Para Pelapor Kasus Sakiran dan Kabib Terus Mengawal ke Beberapa Polres dan Polda Jawa Tengah

 


Sragen ,LHI

Terkait beberapa laporan dan aduan atas segala tindakan yang dilakukan oleh Yoyok Sakiran dan Amat Kabib telah disampaikan ke pihak kepolisian ke beberapa Polres dan Direktorat Kriminal Umum dan Kriminal Khusus Polda Jawa Tengah terus bergulir.

Pada hari senin (30/08/2021) pihak Polres Sragen juga terus menindaklanjuti dengan memanggil beberapa saksi-saksi untuk dimintai keterangan terkait adanya kasus yang dialami oleh Sri Wahyuni yang telah melaporkan Yoyok Sakiran sebagai terlapor yang menjadi viral disejumlah media.

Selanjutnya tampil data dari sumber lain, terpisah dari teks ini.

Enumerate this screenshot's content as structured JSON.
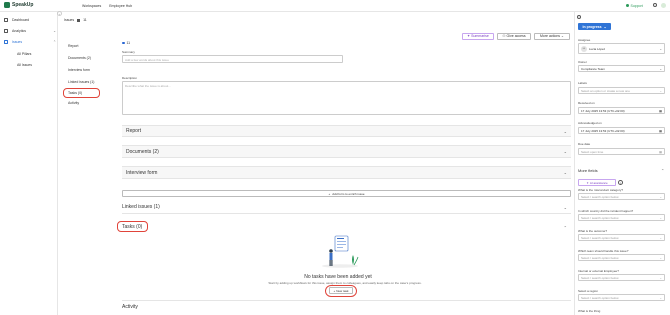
{
  "app": {
    "logo_text": "SpeakUp",
    "nav": [
      "Workspaces",
      "Employee Hub"
    ],
    "support_label": "Support"
  },
  "sidebar": {
    "items": [
      {
        "label": "Dashboard",
        "icon": "dashboard-icon"
      },
      {
        "label": "Analytics",
        "icon": "analytics-icon",
        "chevron": "⌄"
      },
      {
        "label": "Issues",
        "icon": "issues-icon",
        "chevron": "⌃",
        "active": true
      }
    ],
    "sub_items": [
      "All Pillars",
      "All Issues"
    ]
  },
  "issue": {
    "crumb_label": "Issues",
    "id": "11"
  },
  "inner_nav": [
    "Report",
    "Documents (2)",
    "Interview form",
    "Linked issues (1)",
    "Tasks (0)",
    "Activity"
  ],
  "toolbar": {
    "summarise": "Summarise",
    "give_access": "Give access",
    "more_actions": "More actions"
  },
  "form": {
    "summary_label": "Summary",
    "summary_placeholder": "Add a few words about this issue",
    "description_label": "Description",
    "description_placeholder": "Describe what the issue is about..."
  },
  "sections": {
    "report": "Report",
    "documents": "Documents (2)",
    "interview_form": "Interview form",
    "add_form": "Add form to enrich issue",
    "linked_issues": "Linked issues (1)",
    "tasks": "Tasks (0)",
    "activity": "Activity"
  },
  "tasks_empty": {
    "title": "No tasks have been added yet",
    "subtitle": "Start by adding up workflows for this issue, assign them to colleagues, and easily keep tabs on the case's progress.",
    "new_task": "New task"
  },
  "right_panel": {
    "status": "In progress",
    "assignee_label": "Assignee",
    "assignee_value": "Lucia López",
    "assignee_initials": "LL",
    "owner_label": "Owner",
    "owner_value": "Compliance Team",
    "labels_label": "Labels",
    "labels_placeholder": "Select an option or create a new one",
    "received_label": "Received on",
    "received_value": "17 July 2025 13:53 (UTC+02:00)",
    "acknowledged_label": "Acknowledged on",
    "acknowledged_value": "17 July 2025 13:53 (UTC+02:00)",
    "due_label": "Due date",
    "due_placeholder": "Select open time",
    "more_fields": "More fields",
    "ai_button": "AI assistance",
    "fields": [
      {
        "label": "What is the misconduct category?",
        "placeholder": "Select / search option below"
      },
      {
        "label": "In which country did the incident happen?",
        "placeholder": "Select / search option below"
      },
      {
        "label": "What is the outcome?",
        "placeholder": "Select / search option below"
      },
      {
        "label": "Which team should handle this issue?",
        "placeholder": "Select / search option below"
      },
      {
        "label": "Internal or external Employee?",
        "placeholder": "Select / search option below"
      },
      {
        "label": "Select a region",
        "placeholder": "Select / search option below"
      },
      {
        "label": "What is the thing",
        "placeholder": ""
      }
    ]
  },
  "colors": {
    "brand": "#1f7a4c",
    "primary": "#2f74d6",
    "highlight_ring": "#e0443a",
    "ai_purple": "#7b3fc4"
  }
}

Selain itu laporan dan aduan yang disampaikan kepada Polres Demak dan Polda Jateng telah dilakukan pemrosesan juga terkait segala tindakan yang telah dilakukan oleh Amat Kabib yang juga merupakan kroni dan saling terkait dengan Yoyok Sakiran yang notabene sama-sama sebagai Lembaga BPAN Aliansi Indonesia yang selalu meresahkan warga masyarakat atas tindakan yang telah diperbuat keduanya yaitu mulai kasus psmerasan, pengancaman, penipuan, penggelapan dan kasus lainnya yang jelas dengan sengaja melawan hukum.


Yoyok Sakiran dan Amat Kabib adalah oknum dari lembaga BPAN Aliansi Indonesia yang menurut informasi dari para anggota aliansi indonesia sendiri selalu manfaatkan posisi dalam kepengurusannya dengan mengatasnamakan lembaganya untuk melakukan aksi seperti menjadi makelar kasus, tawar jasa penanganan perkara, penipuan dan penggelapan dari aset sampai masalah kendaraan mobil dan juga proses pengadaan patok PTSL dan distribusi bansos BPNT untuk pengadaan beras dan vitamin di Kabupaten Demak.

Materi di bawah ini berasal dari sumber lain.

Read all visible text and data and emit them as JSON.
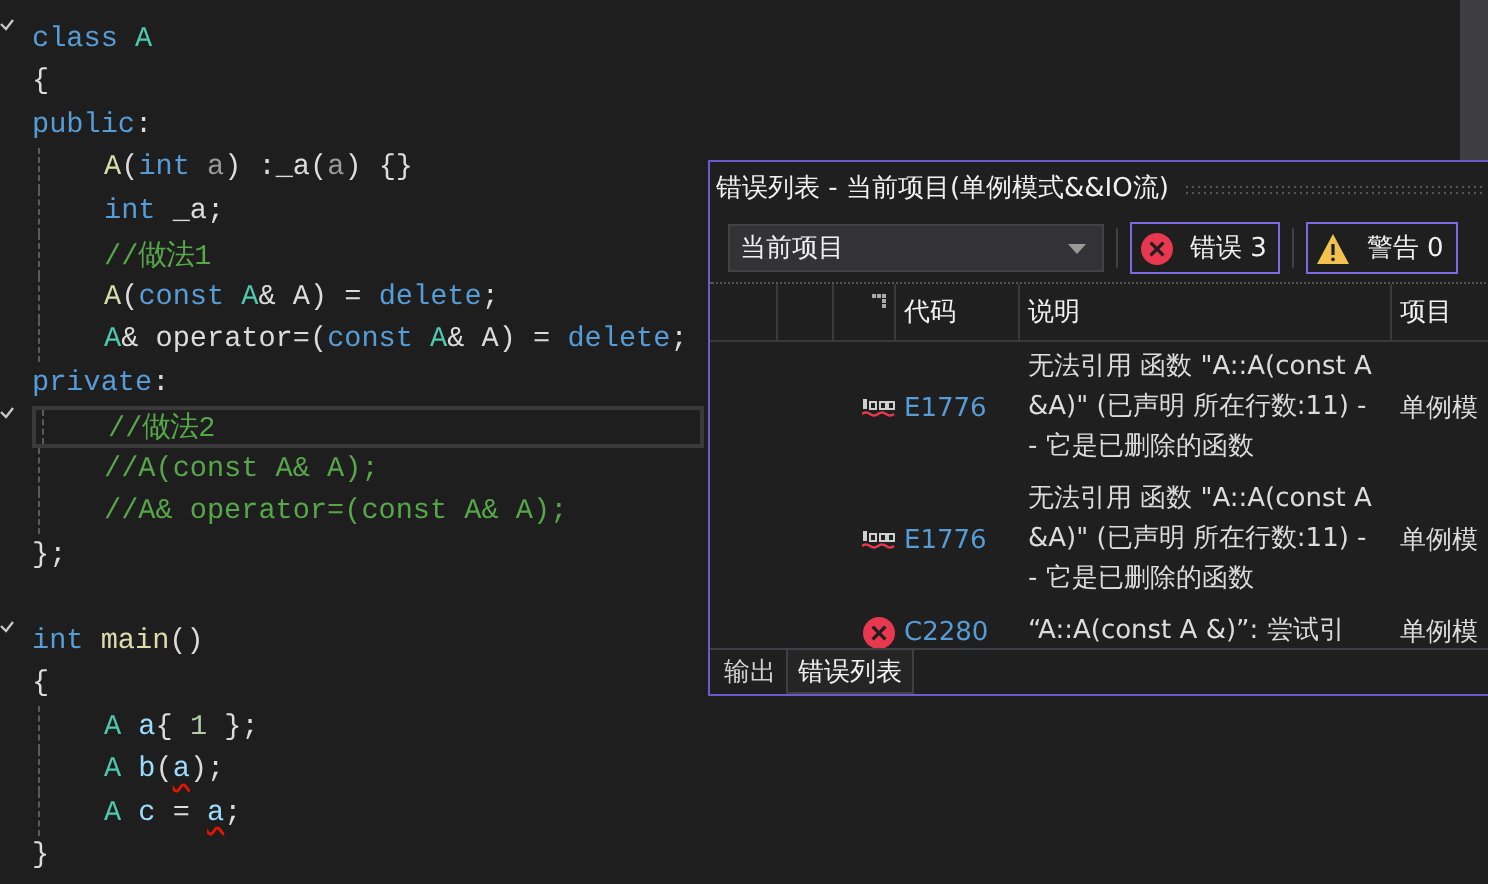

Berbagai kasus yang mereka berdua lakukan sangat bervariatif dan berbagai modus sehingga segenap masyarakat umum sudah paham atas segala hal yang dilakukan oleh mereka berdua, ada pula modus lain yang telah mereka lakukan untuk tujuan yang akan dia tuju dengan menebar berita miring, melakukan unsur fitnah dan mencemarkan na siapa saja yang mereka anggap mengganggu mereka dalam aksi menghalalkan segala cara untuk berbagai tindak kejahatan.

Para pelapor yang meberikan aduan serta laporan resmi ke sejumlah polres dan polda tetap memantau dan mengawal proses hukum agar mereka berdua mendapatkan ganjaran hukum atas segala tindakan yang merugikan banyak masyarakat secara luas. (TARDI).